Elles ont ouvert la voie à un changement de regard, en proposant d’autres angles d’approche, d’autres focales. Elles ont permis de prendre la pleine mesure de ce que le vieillissement des personnes – ou dit autrement, l’avancée en âge, comme le signifie mieux le terme anglais « ageing » – n’est certainement pas : un phénomène homogène dans le temps et dans l’espace.

Il est au contraire un phénomène éminemment diversifié, selon les contextes, les groupes sociaux, les trajectoires individuelles.

Ouvrir la boîte de cette hétérogénéité et de cette diversité est aujourd’hui plus que nécessaire. Diversité dans le temps : la vieillesse d’aujourd’hui, si elle peut s’inscrire par endroits dans une certaine continuité avec le passé, prend aussi des formes renouvelées, dues aux nombreuses évolutions et modifications sociétales : allongement de la durée de vie en bonne santé, décloisonnement des âges, mobilité sociale, mobilité géographique, évolution des normes et valeurs en matière de rôles sociaux et de solidarités intergénérationnelles, développement des nouvelles technologies d’information et de communication ainsi que des technologies médicales, développement de services professionnalisés, etc. Diversité selon les contextes – nationaux, locaux, effets de milieux, effets de classes… Et, enfin, diversité selon le genre et selon les dispositions et inclinations personnelles.

L’espace social module l’expérience de la vieillesse

Si cela n’a rien de surprenant en soi, s’interroger sur la manière de vieillir dans les campagnes, dans les quartiers riches d’une capitale, ou encore en s’expatriant dans un pays du Maghreb permet de saisir comment ces contextes particuliers façonnent des expériences du vieillir multiples, faites pour certains d’une quête de continuité et pour d’autres, d’une aspiration au changement, voire à une rupture avec le cadre de vie antérieur.

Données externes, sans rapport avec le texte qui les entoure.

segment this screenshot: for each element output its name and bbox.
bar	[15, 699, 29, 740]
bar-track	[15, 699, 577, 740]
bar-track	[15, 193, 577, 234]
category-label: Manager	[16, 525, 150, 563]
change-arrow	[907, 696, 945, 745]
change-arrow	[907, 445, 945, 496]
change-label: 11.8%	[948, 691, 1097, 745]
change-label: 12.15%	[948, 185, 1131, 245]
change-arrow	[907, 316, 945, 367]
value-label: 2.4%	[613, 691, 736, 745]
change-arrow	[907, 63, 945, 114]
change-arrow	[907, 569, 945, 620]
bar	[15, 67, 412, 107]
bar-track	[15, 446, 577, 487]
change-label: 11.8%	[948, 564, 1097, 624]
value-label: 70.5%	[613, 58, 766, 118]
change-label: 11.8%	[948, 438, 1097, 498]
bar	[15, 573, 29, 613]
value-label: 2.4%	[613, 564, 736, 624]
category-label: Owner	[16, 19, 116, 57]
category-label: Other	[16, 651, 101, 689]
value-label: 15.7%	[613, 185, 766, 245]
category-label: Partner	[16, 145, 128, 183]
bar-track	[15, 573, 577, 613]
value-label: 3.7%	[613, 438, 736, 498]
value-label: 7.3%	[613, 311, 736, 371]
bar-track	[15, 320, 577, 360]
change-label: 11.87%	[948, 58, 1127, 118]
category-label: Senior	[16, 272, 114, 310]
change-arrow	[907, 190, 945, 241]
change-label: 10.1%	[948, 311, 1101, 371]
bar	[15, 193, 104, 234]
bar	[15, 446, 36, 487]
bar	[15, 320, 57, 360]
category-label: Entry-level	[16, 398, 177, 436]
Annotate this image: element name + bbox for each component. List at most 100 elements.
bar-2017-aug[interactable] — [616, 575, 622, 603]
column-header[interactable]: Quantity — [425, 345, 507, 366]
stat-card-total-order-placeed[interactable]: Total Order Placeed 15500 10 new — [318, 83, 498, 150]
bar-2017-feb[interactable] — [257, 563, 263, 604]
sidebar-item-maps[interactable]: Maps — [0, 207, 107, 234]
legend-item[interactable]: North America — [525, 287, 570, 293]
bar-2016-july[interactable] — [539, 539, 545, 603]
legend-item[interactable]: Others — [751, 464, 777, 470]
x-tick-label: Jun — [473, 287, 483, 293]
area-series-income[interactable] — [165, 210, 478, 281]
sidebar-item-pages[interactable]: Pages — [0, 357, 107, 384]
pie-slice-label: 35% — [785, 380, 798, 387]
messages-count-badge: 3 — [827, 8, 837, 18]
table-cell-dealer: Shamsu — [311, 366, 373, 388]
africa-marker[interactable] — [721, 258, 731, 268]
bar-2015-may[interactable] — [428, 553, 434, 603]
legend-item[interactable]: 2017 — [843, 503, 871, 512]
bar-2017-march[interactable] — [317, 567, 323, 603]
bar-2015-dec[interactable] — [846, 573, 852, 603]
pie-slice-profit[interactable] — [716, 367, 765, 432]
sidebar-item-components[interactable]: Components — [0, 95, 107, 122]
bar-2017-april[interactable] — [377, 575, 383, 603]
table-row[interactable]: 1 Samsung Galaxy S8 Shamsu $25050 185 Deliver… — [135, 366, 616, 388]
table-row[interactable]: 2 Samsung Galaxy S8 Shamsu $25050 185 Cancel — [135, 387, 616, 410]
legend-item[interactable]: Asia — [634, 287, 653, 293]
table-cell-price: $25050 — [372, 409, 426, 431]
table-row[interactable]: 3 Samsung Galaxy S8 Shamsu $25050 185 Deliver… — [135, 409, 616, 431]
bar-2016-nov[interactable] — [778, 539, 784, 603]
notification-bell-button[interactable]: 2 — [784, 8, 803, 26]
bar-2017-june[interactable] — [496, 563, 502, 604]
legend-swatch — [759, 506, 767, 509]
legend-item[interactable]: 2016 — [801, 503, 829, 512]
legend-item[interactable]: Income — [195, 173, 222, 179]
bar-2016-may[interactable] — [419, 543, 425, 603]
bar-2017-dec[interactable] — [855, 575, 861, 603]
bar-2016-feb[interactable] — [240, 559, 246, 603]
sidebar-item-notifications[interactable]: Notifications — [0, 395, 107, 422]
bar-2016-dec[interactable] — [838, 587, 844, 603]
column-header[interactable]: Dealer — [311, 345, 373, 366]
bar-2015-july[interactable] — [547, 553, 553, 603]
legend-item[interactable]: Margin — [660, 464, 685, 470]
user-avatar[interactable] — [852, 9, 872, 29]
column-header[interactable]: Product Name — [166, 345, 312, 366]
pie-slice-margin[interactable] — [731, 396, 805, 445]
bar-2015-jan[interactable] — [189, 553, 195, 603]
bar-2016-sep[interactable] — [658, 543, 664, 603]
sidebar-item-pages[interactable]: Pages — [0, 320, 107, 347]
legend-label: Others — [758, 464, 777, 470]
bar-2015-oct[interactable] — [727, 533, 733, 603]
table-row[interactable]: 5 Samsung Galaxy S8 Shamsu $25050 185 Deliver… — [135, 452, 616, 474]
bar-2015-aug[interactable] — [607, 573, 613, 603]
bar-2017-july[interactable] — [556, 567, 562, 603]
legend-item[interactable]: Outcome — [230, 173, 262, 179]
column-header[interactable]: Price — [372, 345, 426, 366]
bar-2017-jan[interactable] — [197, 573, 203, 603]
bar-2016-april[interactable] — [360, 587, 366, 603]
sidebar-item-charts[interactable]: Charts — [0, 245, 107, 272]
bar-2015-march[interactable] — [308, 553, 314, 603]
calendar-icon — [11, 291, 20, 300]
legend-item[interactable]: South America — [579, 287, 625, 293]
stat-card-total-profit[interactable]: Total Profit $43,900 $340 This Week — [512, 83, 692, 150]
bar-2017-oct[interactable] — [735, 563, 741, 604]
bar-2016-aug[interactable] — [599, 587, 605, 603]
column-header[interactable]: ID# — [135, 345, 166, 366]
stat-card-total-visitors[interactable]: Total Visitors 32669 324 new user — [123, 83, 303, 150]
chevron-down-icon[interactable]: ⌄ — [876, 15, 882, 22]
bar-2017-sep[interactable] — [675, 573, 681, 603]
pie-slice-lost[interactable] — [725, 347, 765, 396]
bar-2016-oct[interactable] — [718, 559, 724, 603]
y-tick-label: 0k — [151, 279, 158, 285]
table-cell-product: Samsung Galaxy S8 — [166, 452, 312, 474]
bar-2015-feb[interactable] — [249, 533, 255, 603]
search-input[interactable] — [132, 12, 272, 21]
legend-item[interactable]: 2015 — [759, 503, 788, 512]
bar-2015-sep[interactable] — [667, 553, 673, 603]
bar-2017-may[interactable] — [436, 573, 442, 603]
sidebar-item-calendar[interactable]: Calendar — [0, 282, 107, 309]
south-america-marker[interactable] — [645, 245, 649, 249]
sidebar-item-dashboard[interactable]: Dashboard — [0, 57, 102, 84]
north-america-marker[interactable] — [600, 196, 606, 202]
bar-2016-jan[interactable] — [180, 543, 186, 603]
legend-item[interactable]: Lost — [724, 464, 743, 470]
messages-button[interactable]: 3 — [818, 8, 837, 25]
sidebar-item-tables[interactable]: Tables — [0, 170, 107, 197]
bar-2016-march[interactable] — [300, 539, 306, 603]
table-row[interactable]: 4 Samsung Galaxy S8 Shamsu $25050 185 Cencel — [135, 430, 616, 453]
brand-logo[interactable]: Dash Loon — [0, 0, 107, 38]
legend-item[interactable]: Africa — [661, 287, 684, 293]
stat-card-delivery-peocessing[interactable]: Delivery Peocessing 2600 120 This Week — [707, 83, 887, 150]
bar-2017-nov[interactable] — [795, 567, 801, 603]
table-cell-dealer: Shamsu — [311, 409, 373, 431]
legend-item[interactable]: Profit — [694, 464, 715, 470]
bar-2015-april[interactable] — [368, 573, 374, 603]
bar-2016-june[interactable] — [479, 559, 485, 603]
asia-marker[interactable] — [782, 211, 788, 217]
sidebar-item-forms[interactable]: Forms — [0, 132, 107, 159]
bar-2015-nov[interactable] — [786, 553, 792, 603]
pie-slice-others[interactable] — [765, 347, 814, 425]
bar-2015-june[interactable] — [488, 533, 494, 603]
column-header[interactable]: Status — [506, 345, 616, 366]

Des contextes particuliers façonnent des expériences du vieillir multiples. Omaralnahi/Pixabay, CC BY

L’attachement à un territoire, à une maison, à un cadre de vie peut forger une grande part de la signification donnée à l’avancée en âge, tout comme le détachement de ceux-là peut à son tour constituer le ressort d’un tournant dans l’existence. Effets de milieu, effets de classe, trajectoires migratoires composent ainsi des vieillesses socialement différenciées que viennent encore moduler les singularités individuelles.

Editions Academia

Le contexte historique façonne lui aussi les conditions de vie des populations et des générations. Par exemple, celle habituellement désignée du « baby-boom » étudiée par Catherine Bonvalet et Céline Clément en a connu de bien plus favorables que la génération précédente. Elle a dans une certaine mesure été l’initiatrice de nouveaux rapports sociaux, au sein du foyer, entre les générations elles-mêmes, dans le monde du travail, etc. L’effet de « génération » (population ayant évolué dans un même espace-temps), à l’instar d’effets de milieu et de classe module dès lors bien lui aussi des manières de vieillir spécifiques.

Dégager et comprendre avec finesse l’ensemble des relations structurantes qui se nouent entre ces contextes et des modes de vieillir permet de se départir du regard encore souvent déficitaire sur cet âge de la vie. Multiplier les études à ce sujet conduira peut-on l’espérer à envisager ce temps de vie du point de vue de la multiplicité de ses formes possibles et à envisager les conditions favorables à leur réalisation.


Cet article reprend partiellement l’introduction de l’ouvrage collectif coordonné par Sylvie Carbonnelle et Dominique Joly, 2018, « Vieillir aujourd’hui. Des mo(n)des recomposés ? », Louvain-La-Neuve, Academia-L’Harmattan.